Begin forwarded message:

From: Ludvig Ericson <ludvig@xxxxxxxxxxx>
Date: January 17, 2009 05:31:21 GMT+01:00
To: zsh-users@xxxxxxxxxx
Subject: Re: Strange behaviour in zsh's emacs bindings

On Jan 17, 2009, at 05:16, Benjamin R. Haskell wrote:

On Sat, 17 Jan 2009, Ludvig Ericson wrote:

On Jan 16, 2009, at 21:17, Benjamin R. Haskell wrote:

Putting a character in WORDCHARS tells Zsh to treat it as if it ispart of a normal "word". (i.e. that it *isn't* something that marks a word boundary.)


I very much doubt that. In my zsh, the untouched value is::

*?_-.[]~=/&;!#$%^(){}<>

I.e. pretty much the characters I expect to be word boundaries when I hit ^W.

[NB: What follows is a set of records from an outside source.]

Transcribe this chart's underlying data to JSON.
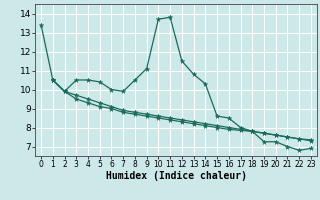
{
  "title": "",
  "xlabel": "Humidex (Indice chaleur)",
  "bg_color": "#cce8e8",
  "grid_color": "#ffffff",
  "line_color": "#1a6b5a",
  "xlim": [
    -0.5,
    23.5
  ],
  "ylim": [
    6.5,
    14.5
  ],
  "xticks": [
    0,
    1,
    2,
    3,
    4,
    5,
    6,
    7,
    8,
    9,
    10,
    11,
    12,
    13,
    14,
    15,
    16,
    17,
    18,
    19,
    20,
    21,
    22,
    23
  ],
  "yticks": [
    7,
    8,
    9,
    10,
    11,
    12,
    13,
    14
  ],
  "series": [
    {
      "x": [
        0,
        1
      ],
      "y": [
        13.4,
        10.5
      ]
    },
    {
      "x": [
        1,
        2,
        3,
        4,
        5,
        6,
        7,
        8,
        9,
        10,
        11,
        12,
        13,
        14,
        15,
        16,
        17,
        18,
        19,
        20,
        21,
        22,
        23
      ],
      "y": [
        10.5,
        9.9,
        10.5,
        10.5,
        10.4,
        10.0,
        9.9,
        10.5,
        11.1,
        13.7,
        13.8,
        11.5,
        10.8,
        10.3,
        8.6,
        8.5,
        8.0,
        7.8,
        7.25,
        7.25,
        7.0,
        6.8,
        6.9
      ]
    },
    {
      "x": [
        1,
        2,
        3,
        4,
        5,
        6,
        7,
        8,
        9,
        10,
        11,
        12,
        13,
        14,
        15,
        16,
        17,
        18,
        19,
        20,
        21,
        22,
        23
      ],
      "y": [
        10.5,
        9.9,
        9.7,
        9.5,
        9.3,
        9.1,
        8.9,
        8.8,
        8.7,
        8.6,
        8.5,
        8.4,
        8.3,
        8.2,
        8.1,
        8.0,
        7.9,
        7.8,
        7.7,
        7.6,
        7.5,
        7.4,
        7.3
      ]
    },
    {
      "x": [
        1,
        2,
        3,
        4,
        5,
        6,
        7,
        8,
        9,
        10,
        11,
        12,
        13,
        14,
        15,
        16,
        17,
        18,
        19,
        20,
        21,
        22,
        23
      ],
      "y": [
        10.5,
        9.9,
        9.5,
        9.3,
        9.1,
        9.0,
        8.8,
        8.7,
        8.6,
        8.5,
        8.4,
        8.3,
        8.2,
        8.1,
        8.0,
        7.9,
        7.85,
        7.8,
        7.7,
        7.6,
        7.5,
        7.4,
        7.35
      ]
    }
  ],
  "tick_fontsize": 5.5,
  "xlabel_fontsize": 7
}
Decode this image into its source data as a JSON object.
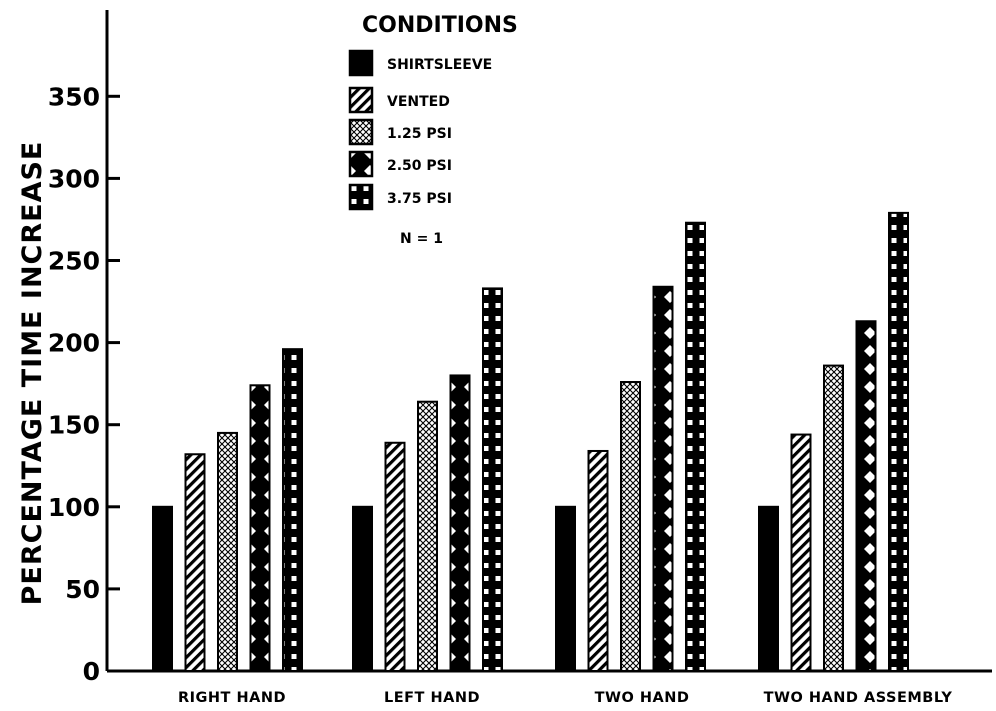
{
  "chart_data": {
    "type": "bar",
    "title": "",
    "xlabel": "",
    "ylabel": "PERCENTAGE TIME INCREASE",
    "ylim": [
      0,
      400
    ],
    "yticks": [
      0,
      50,
      100,
      150,
      200,
      250,
      300,
      350
    ],
    "ytick_labels": [
      "0",
      "50",
      "100",
      "150",
      "200",
      "250",
      "300",
      "350"
    ],
    "categories": [
      "RIGHT HAND",
      "LEFT HAND",
      "TWO HAND",
      "TWO HAND ASSEMBLY"
    ],
    "legend": {
      "title": "CONDITIONS",
      "note": "N = 1",
      "placement": "top-center"
    },
    "series": [
      {
        "name": "SHIRTSLEEVE",
        "pattern": "solid",
        "values": [
          100,
          100,
          100,
          100
        ]
      },
      {
        "name": "VENTED",
        "pattern": "diagonal",
        "values": [
          132,
          139,
          134,
          144
        ]
      },
      {
        "name": "1.25 PSI",
        "pattern": "crosshatch",
        "values": [
          145,
          164,
          176,
          186
        ]
      },
      {
        "name": "2.50 PSI",
        "pattern": "diamond",
        "values": [
          174,
          180,
          234,
          213
        ]
      },
      {
        "name": "3.75 PSI",
        "pattern": "dots",
        "values": [
          196,
          233,
          273,
          279
        ]
      }
    ],
    "colors": {
      "ink": "#000000",
      "paper": "#ffffff"
    },
    "grid": false
  }
}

"Some relevant sections from the manual" or "Far more than you ever wanted to know about WORDCHARS"

Glob Operators…
[...]  Matches any of the enclosed characters.…
       …named classes of characters, in the form ‘[:name:]’…
…
  [:WORD:] The character is treated as part of a word; this test is
           sensitive to the value of the WORDCHARS parameter
…
PARAMETERS USED BY THE SHELL…
WORDCHARS <S> [ed. '<S>' means it's "special"]
A list of non-alphanumeric characters considered part of a word by the
  line editor.
…
ZLE FUNCTIONS
 Widgets…
…
The word styles available are as follows. Only the first character
    is examined.

            bash   Word characters are alphanumeric characters only.

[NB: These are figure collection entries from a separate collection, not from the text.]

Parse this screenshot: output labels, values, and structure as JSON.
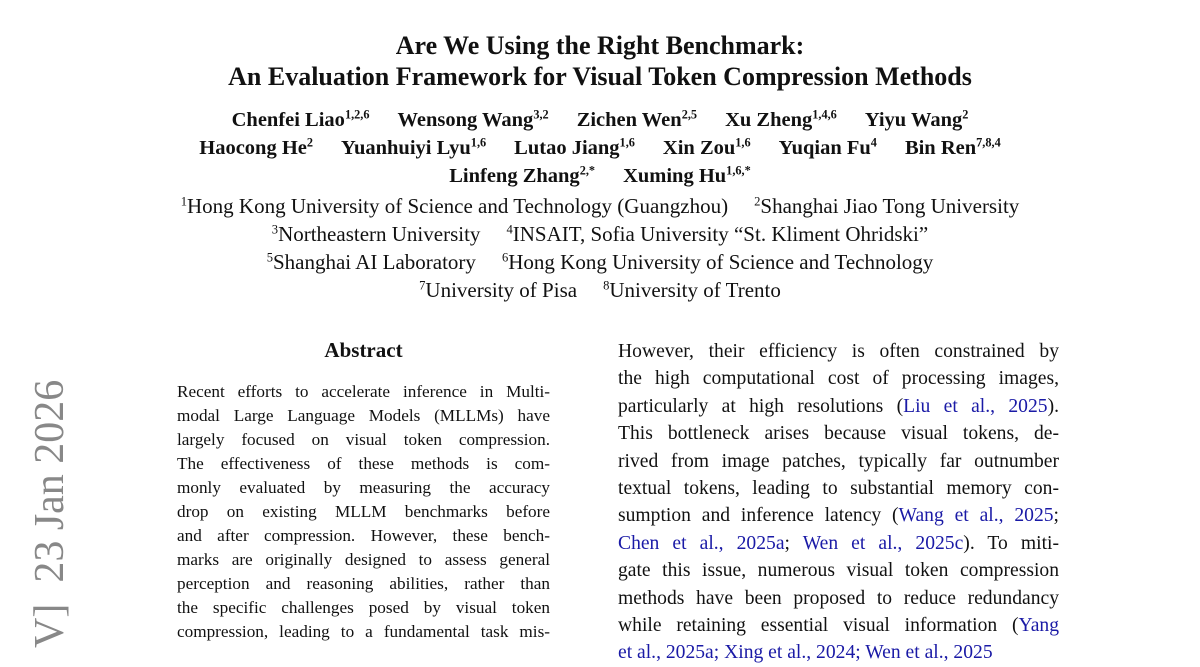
{
  "title": {
    "line1": "Are We Using the Right Benchmark:",
    "line2": "An Evaluation Framework for Visual Token Compression Methods"
  },
  "authors": [
    [
      {
        "name": "Chenfei Liao",
        "aff": "1,2,6"
      },
      {
        "name": "Wensong Wang",
        "aff": "3,2"
      },
      {
        "name": "Zichen Wen",
        "aff": "2,5"
      },
      {
        "name": "Xu Zheng",
        "aff": "1,4,6"
      },
      {
        "name": "Yiyu Wang",
        "aff": "2"
      }
    ],
    [
      {
        "name": "Haocong He",
        "aff": "2"
      },
      {
        "name": "Yuanhuiyi Lyu",
        "aff": "1,6"
      },
      {
        "name": "Lutao Jiang",
        "aff": "1,6"
      },
      {
        "name": "Xin Zou",
        "aff": "1,6"
      },
      {
        "name": "Yuqian Fu",
        "aff": "4"
      },
      {
        "name": "Bin Ren",
        "aff": "7,8,4"
      }
    ],
    [
      {
        "name": "Linfeng Zhang",
        "aff": "2,*"
      },
      {
        "name": "Xuming Hu",
        "aff": "1,6,*"
      }
    ]
  ],
  "affiliations": [
    [
      {
        "num": "1",
        "name": "Hong Kong University of Science and Technology (Guangzhou)"
      },
      {
        "num": "2",
        "name": "Shanghai Jiao Tong University"
      }
    ],
    [
      {
        "num": "3",
        "name": "Northeastern University"
      },
      {
        "num": "4",
        "name": "INSAIT, Sofia University “St. Kliment Ohridski”"
      }
    ],
    [
      {
        "num": "5",
        "name": "Shanghai AI Laboratory"
      },
      {
        "num": "6",
        "name": "Hong Kong University of Science and Technology"
      }
    ],
    [
      {
        "num": "7",
        "name": "University of Pisa"
      },
      {
        "num": "8",
        "name": "University of Trento"
      }
    ]
  ],
  "arxiv_stamp": "V]  23 Jan 2026",
  "abstract": {
    "heading": "Abstract",
    "lines": [
      "Recent efforts to accelerate inference in Multi-",
      "modal Large Language Models (MLLMs) have",
      "largely focused on visual token compression.",
      "The effectiveness of these methods is com-",
      "monly evaluated by measuring the accuracy",
      "drop on existing MLLM benchmarks before",
      "and after compression. However, these bench-",
      "marks are originally designed to assess general",
      "perception and reasoning abilities, rather than",
      "the specific challenges posed by visual token",
      "compression, leading to a fundamental task mis-"
    ]
  },
  "intro": {
    "lines": [
      [
        {
          "t": "However, their efficiency is often constrained by"
        }
      ],
      [
        {
          "t": "the high computational cost of processing images,"
        }
      ],
      [
        {
          "t": "particularly at high resolutions ("
        },
        {
          "t": "Liu et al., 2025",
          "cite": true
        },
        {
          "t": ")."
        }
      ],
      [
        {
          "t": "This bottleneck arises because visual tokens, de-"
        }
      ],
      [
        {
          "t": "rived from image patches, typically far outnumber"
        }
      ],
      [
        {
          "t": "textual tokens, leading to substantial memory con-"
        }
      ],
      [
        {
          "t": "sumption and inference latency ("
        },
        {
          "t": "Wang et al., 2025",
          "cite": true
        },
        {
          "t": ";"
        }
      ],
      [
        {
          "t": "Chen et al., 2025a",
          "cite": true
        },
        {
          "t": "; "
        },
        {
          "t": "Wen et al., 2025c",
          "cite": true
        },
        {
          "t": ").  To miti-"
        }
      ],
      [
        {
          "t": "gate this issue, numerous visual token compression"
        }
      ],
      [
        {
          "t": "methods have been proposed to reduce redundancy"
        }
      ],
      [
        {
          "t": "while retaining essential visual information ("
        },
        {
          "t": "Yang",
          "cite": true
        }
      ],
      [
        {
          "t": "et al., 2025a; Xing et al., 2024; Wen et al., 2025",
          "cite": true
        }
      ]
    ]
  },
  "colors": {
    "text": "#111111",
    "citation": "#1a1aa6",
    "stamp": "#888888"
  }
}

            normal As in normal shell operation:  word characters are
alphanumeric characters plus any characters present
                   in the string given by the parameter $WORDCHARS.

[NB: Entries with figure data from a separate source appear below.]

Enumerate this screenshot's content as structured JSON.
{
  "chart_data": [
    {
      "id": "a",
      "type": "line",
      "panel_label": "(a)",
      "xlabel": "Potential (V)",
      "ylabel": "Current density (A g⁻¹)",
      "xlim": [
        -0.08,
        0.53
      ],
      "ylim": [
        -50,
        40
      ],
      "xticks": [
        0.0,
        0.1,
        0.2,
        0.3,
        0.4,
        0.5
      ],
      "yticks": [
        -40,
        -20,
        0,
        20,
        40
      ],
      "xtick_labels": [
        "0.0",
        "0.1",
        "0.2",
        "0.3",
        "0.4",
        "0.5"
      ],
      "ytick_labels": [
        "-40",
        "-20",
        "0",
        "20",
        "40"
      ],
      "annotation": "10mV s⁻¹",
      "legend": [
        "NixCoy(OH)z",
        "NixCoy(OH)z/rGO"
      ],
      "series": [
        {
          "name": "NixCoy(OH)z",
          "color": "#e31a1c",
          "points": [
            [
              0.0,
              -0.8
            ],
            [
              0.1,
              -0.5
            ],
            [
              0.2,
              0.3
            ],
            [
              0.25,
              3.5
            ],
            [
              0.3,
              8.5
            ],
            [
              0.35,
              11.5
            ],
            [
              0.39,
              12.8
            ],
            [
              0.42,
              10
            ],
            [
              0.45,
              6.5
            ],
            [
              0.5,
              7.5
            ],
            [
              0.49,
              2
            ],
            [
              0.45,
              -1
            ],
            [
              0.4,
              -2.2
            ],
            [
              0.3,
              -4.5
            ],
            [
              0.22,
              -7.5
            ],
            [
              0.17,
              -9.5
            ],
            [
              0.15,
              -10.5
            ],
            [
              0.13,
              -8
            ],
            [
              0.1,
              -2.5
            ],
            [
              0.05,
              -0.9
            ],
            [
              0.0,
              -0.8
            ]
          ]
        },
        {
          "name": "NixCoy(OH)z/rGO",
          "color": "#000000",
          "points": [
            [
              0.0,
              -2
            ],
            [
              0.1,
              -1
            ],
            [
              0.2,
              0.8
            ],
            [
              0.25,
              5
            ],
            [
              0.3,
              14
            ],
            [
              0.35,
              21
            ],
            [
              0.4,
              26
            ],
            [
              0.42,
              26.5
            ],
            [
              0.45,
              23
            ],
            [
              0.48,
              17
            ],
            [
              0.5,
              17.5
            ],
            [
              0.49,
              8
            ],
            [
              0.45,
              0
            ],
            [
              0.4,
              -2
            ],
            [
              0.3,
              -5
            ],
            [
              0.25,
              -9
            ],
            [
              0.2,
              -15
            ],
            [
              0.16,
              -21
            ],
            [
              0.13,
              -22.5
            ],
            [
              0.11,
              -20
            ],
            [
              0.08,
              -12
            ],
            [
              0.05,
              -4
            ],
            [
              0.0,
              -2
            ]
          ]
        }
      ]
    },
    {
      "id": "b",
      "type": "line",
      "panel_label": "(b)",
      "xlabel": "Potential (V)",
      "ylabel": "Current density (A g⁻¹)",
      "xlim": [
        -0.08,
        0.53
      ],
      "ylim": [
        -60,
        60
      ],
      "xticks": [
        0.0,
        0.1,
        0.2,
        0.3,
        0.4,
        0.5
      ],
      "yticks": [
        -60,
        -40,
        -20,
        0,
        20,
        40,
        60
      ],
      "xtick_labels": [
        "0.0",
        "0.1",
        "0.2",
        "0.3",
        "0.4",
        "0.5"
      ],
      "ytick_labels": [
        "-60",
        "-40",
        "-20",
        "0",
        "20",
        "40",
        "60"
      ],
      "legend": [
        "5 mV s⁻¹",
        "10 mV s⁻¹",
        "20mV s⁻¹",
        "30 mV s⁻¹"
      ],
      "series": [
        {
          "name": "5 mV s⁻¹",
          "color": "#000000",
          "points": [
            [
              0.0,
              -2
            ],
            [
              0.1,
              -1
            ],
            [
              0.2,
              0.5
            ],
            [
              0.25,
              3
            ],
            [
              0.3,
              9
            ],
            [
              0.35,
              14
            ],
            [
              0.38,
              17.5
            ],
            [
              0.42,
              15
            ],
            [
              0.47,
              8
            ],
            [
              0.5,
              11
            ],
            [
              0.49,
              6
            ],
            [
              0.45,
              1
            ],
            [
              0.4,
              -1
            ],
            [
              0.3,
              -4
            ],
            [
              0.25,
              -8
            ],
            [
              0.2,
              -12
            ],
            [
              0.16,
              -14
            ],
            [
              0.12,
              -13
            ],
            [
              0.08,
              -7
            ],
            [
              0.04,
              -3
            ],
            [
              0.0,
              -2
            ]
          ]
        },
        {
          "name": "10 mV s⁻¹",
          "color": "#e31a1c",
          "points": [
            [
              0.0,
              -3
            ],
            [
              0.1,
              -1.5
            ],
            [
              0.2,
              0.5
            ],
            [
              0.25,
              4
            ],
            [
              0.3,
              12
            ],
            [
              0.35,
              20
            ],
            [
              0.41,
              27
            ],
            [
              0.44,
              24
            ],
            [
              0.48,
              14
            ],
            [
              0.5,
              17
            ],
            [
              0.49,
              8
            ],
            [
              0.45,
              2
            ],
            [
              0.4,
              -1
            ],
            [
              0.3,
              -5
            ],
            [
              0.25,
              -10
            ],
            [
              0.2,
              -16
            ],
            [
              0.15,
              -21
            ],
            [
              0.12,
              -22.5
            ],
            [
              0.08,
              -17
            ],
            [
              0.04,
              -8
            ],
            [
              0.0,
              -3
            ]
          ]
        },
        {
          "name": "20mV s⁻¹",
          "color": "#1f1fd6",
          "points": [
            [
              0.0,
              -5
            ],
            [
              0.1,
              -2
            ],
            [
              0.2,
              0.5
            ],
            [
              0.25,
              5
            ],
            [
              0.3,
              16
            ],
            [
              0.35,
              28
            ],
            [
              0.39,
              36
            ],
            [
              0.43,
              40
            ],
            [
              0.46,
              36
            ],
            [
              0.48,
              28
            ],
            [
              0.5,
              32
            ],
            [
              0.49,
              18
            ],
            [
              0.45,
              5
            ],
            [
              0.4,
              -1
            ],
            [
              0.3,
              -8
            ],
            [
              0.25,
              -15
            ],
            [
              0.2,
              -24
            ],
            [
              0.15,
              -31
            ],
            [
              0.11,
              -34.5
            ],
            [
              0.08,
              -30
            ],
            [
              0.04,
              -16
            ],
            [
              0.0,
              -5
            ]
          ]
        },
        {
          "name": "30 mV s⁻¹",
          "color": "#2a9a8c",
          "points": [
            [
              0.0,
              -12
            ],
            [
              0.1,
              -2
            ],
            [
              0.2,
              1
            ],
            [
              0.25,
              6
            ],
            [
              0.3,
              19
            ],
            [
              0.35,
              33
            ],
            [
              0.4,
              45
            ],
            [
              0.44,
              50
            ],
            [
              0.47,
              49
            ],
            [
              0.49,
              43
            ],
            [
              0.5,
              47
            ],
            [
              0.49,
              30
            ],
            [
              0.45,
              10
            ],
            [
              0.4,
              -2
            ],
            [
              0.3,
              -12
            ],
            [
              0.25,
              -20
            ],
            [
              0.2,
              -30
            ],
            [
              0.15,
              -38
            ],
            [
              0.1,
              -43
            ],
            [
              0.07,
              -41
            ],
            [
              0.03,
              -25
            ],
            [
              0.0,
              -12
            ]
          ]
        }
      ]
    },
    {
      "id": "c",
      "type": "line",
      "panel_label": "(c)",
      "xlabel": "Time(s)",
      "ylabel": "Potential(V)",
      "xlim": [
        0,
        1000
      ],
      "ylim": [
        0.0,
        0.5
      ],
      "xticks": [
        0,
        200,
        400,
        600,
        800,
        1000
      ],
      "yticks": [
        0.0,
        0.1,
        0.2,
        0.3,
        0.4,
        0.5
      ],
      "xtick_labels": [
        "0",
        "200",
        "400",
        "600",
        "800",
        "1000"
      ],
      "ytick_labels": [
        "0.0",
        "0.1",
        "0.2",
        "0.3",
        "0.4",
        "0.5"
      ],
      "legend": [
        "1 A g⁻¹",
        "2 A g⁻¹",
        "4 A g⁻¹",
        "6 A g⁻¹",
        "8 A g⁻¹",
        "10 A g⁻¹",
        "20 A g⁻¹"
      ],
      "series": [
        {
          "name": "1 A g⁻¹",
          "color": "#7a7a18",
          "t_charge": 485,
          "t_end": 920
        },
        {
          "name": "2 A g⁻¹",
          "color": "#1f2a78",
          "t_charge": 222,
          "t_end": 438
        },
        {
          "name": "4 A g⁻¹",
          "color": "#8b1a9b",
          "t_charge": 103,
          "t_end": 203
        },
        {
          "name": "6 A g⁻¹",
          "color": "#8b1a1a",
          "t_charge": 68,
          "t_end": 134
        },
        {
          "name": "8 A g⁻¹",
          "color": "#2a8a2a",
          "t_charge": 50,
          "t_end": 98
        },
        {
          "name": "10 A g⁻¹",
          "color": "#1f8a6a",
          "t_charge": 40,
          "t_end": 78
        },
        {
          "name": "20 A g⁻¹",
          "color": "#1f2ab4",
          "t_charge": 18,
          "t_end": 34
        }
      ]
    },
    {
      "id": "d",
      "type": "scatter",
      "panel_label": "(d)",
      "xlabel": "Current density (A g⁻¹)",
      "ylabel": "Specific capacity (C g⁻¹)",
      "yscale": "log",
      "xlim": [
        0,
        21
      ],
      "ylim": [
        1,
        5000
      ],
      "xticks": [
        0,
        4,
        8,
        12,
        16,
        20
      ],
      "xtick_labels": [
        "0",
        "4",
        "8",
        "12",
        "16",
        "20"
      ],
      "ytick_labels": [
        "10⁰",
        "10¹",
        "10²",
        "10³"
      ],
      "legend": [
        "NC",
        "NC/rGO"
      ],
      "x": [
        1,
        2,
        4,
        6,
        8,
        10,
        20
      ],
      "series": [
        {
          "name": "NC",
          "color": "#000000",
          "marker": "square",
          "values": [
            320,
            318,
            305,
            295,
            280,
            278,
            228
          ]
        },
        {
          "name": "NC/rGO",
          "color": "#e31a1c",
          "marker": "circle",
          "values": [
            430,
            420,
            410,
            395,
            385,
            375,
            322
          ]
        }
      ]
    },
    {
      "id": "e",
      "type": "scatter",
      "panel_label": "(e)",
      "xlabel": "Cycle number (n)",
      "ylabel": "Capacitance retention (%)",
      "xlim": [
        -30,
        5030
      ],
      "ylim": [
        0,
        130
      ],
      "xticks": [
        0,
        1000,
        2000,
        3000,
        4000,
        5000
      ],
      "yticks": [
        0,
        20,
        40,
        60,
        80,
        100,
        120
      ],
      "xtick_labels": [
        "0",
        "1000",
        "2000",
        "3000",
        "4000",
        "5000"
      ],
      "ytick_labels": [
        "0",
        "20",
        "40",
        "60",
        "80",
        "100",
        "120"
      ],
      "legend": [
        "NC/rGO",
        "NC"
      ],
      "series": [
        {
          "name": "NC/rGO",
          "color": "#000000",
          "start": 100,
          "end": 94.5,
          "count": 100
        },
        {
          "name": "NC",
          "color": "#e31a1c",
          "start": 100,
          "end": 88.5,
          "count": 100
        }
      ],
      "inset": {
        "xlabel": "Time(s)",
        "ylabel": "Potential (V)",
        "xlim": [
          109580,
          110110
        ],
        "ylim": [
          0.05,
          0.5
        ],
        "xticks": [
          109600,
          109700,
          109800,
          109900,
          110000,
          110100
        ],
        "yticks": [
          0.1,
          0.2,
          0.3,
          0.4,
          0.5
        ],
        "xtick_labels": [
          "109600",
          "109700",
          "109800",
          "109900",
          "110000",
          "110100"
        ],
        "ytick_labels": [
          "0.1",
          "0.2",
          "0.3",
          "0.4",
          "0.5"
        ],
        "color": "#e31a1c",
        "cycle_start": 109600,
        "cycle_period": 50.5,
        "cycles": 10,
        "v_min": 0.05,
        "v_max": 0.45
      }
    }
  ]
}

shell Words are complete shell command arguments, possibly
                   including complete quoted strings, or any tokens
                   special to the shell.

            whitespace
                   Words are any set of characters delimited by
                   whitespace.

            default
                   Restore the default settings; this is usually the
                   same as ‘normal’.



So, I suspect you're using something other than 'normal' word style.

e.g., in my Zsh:

## Let WORDCHARS contain '.' and '/' (your 'untouched value'):
$ echo WORDCHARS
*?_-.[]~=/&;!#$%^(){}<>
$ /this/is/a/very/long/path (Ctrl+W)
                         ^ <-- cursor
$
^
$ this is a.domain.name.example.com (Ctrl+W)
                                 ^
$
^

## So, take '.' and '/' out:
$ vared WORDCHARS
*?_-[]~=&;!#$%^(){}<>
$ /this/is/a/very/long/path (Ctrl+W)
                         ^
$ /this/is/a/very/long/
                     ^
$ this is a.domain.name.example.com (Ctrl+W)
                                 ^
$ this is a.domain.name.example.
                              ^

Personally, I take '/' and '=' out (not '.').

Best,
Ben

P.S. I composed this before realizing you'd replied off-list. Feel free to forward it to the list.


Sorry for my incompetence in using my own mail client.

At risk of hijacking this thread, I'm now puzzled. The behavior above simply doesn't occur for me.

I might add that I use vi keys, does that matter? I might also add that if I do dW in normal mode, it deletes ${WORDCHAR}s as well. But not using ^W.

- Ludvig

I guess today is simply not my best day with my mail client. The above are three messages that I think were supposed to be on the list.